Daily Mail

‘Give terrorists lie tests after prison release’

- By David Barrett Home Affairs Correspond­ent

LIE detector tests should be used on convicted terrorists to assess the threat after they are released from jail, the official watchdog has said.

Jonathan Hall QC stressed that the tests – called polygraphs – could be a ‘sensible additional tool’. It was part of a raft of recommenda­tions he made after ministers ordered a study following the stabbing to death of two people on London Bridge by a convicted terrorist in 2019.

Mr Hall, the independen­t reviewer of terrorism legislatio­n, recommende­d a change in the law to permit lie tests.

Terrorists could be attached to monitors and quizzed to find out if they have broken strict parole conditions, such as whether they have entered an exclusion zone or been in contact with other extremists. Culprits could be sent back to prison if the £4,000 machines uncover fresh evidence they have reoffended.

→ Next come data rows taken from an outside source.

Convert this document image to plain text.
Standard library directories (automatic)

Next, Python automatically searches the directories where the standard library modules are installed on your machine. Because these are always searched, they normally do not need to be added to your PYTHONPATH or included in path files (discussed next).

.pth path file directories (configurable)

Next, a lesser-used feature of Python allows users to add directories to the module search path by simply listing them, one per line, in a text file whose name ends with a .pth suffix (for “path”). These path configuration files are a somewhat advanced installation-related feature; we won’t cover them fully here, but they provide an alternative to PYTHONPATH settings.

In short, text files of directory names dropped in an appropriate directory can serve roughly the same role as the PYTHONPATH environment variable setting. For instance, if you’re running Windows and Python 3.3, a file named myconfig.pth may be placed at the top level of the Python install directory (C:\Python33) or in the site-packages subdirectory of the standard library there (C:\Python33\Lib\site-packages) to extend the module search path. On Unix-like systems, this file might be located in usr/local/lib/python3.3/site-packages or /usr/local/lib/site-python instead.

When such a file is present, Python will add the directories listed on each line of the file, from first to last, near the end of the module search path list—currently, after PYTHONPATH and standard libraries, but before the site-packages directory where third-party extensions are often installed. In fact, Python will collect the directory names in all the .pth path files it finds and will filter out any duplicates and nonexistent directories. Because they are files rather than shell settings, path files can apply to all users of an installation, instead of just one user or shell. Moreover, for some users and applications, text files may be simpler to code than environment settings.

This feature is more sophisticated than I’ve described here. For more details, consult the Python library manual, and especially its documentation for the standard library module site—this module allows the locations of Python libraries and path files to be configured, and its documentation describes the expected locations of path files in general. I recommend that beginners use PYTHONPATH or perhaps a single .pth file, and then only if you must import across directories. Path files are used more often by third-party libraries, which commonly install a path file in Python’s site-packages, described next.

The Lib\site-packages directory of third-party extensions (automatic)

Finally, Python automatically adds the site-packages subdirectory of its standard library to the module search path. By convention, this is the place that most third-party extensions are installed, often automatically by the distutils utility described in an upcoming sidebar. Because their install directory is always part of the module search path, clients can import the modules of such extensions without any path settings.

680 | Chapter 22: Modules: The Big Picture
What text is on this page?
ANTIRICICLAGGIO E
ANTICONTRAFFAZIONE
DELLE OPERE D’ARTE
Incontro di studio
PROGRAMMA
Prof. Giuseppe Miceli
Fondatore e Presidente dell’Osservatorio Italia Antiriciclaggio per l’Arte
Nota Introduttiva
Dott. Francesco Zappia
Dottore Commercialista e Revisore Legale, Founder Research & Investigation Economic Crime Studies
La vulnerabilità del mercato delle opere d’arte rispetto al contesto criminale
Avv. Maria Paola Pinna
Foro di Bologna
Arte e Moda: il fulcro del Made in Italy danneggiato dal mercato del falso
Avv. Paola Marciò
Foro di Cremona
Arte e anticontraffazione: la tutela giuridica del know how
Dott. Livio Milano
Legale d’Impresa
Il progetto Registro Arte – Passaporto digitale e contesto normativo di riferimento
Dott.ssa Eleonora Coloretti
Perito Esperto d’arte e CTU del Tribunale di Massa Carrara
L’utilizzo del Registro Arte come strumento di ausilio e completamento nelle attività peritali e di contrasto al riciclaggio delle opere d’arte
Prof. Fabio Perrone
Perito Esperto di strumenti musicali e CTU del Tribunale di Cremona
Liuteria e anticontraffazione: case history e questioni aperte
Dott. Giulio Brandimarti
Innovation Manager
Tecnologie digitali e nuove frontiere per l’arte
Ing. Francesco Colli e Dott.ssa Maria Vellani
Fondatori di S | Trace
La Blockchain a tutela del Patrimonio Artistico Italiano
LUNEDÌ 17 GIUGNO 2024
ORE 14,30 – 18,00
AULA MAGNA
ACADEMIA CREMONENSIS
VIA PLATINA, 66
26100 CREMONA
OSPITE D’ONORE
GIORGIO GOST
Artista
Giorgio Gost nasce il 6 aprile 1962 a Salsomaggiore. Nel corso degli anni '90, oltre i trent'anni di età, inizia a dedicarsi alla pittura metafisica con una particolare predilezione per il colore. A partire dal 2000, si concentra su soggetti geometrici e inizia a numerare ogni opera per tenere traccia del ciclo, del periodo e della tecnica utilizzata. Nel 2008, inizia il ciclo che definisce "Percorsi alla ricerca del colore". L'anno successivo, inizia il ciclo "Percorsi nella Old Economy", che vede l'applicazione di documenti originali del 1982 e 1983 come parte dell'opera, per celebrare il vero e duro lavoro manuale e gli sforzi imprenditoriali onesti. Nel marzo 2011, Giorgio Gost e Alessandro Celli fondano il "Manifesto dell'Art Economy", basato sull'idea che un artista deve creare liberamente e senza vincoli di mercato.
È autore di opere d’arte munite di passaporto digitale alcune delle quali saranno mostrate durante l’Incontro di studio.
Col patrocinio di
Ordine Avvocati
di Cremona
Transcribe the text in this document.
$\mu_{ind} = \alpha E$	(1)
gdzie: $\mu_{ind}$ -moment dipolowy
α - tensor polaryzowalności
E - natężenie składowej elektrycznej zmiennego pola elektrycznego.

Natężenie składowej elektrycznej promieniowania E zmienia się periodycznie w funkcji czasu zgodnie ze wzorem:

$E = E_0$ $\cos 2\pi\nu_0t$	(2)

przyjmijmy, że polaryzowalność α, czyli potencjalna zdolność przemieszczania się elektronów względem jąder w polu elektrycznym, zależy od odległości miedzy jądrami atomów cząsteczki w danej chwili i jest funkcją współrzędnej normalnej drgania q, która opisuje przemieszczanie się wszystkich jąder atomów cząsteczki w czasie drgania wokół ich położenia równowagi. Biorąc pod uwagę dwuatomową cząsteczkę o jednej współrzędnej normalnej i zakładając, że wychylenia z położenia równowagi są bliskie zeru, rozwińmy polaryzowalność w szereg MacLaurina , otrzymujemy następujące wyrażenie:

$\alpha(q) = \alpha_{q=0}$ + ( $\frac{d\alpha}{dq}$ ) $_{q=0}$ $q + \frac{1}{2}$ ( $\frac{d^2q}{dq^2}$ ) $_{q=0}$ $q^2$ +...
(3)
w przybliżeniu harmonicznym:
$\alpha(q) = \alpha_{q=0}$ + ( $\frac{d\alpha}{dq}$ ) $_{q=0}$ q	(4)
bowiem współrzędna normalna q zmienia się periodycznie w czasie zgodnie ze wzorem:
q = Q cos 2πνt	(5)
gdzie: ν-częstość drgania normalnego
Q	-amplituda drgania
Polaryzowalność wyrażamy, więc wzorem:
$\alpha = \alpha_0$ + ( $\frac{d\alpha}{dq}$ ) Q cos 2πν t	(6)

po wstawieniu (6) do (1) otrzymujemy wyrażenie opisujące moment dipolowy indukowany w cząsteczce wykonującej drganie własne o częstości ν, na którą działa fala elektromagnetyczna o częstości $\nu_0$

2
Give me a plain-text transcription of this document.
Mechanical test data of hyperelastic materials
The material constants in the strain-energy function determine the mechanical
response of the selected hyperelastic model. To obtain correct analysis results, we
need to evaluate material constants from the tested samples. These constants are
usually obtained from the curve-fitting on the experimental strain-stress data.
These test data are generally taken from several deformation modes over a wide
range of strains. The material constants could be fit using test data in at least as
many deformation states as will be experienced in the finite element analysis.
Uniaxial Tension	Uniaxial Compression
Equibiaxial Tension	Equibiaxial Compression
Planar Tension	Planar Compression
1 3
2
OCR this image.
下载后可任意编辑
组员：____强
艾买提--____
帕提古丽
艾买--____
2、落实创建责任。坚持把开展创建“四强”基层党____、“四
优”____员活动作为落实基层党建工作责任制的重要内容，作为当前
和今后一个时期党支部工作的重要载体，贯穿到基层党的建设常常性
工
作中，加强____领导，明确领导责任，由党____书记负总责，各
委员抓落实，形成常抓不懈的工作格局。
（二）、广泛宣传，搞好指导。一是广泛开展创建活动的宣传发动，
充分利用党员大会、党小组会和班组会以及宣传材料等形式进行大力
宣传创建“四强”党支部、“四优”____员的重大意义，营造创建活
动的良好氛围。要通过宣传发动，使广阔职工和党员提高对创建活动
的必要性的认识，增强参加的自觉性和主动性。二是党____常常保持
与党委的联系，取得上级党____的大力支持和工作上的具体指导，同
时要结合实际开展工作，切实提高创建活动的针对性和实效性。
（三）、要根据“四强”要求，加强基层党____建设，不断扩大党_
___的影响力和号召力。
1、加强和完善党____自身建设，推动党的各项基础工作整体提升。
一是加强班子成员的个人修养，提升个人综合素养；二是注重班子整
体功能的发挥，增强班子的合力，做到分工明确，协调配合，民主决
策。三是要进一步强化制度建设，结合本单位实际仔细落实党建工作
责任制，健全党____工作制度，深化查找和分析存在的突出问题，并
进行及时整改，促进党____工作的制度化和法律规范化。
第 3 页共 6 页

Polygraphs have been used by the Ministry of Justice since 2014 to quiz serious sex offenders after they are freed – resulting in more than 160 being sent back to prison. Mr Hall’s 66-page report, published yesterday, was also critical of a scheme used to assess the risk posed by freed terrorists.

He said in some cases the scheme, called ERG 22+, ‘minimised the seriousnes­s of terrorist offences and accepted the offender’s characteri­sation (and in some cases denials) of offences of which they had been convicted’. ‘It was not clear that sufficient attention was paid to the facts of the offence or the judge’s sentencing remarks,’ he wrote.

Dr Alan Mendoza, of counter-extremism think-tank the Henry Jackson Society, said: ‘After last year’s attacks, the introducti­on of lie detectors are a welcome change. They will prove an important line of defence in working out if a terrorist due for release has truly deradicali­sed.

‘Tools like this will help reduce the danger to public safety of reoffendin­g in these cases to as near as zero as possible.’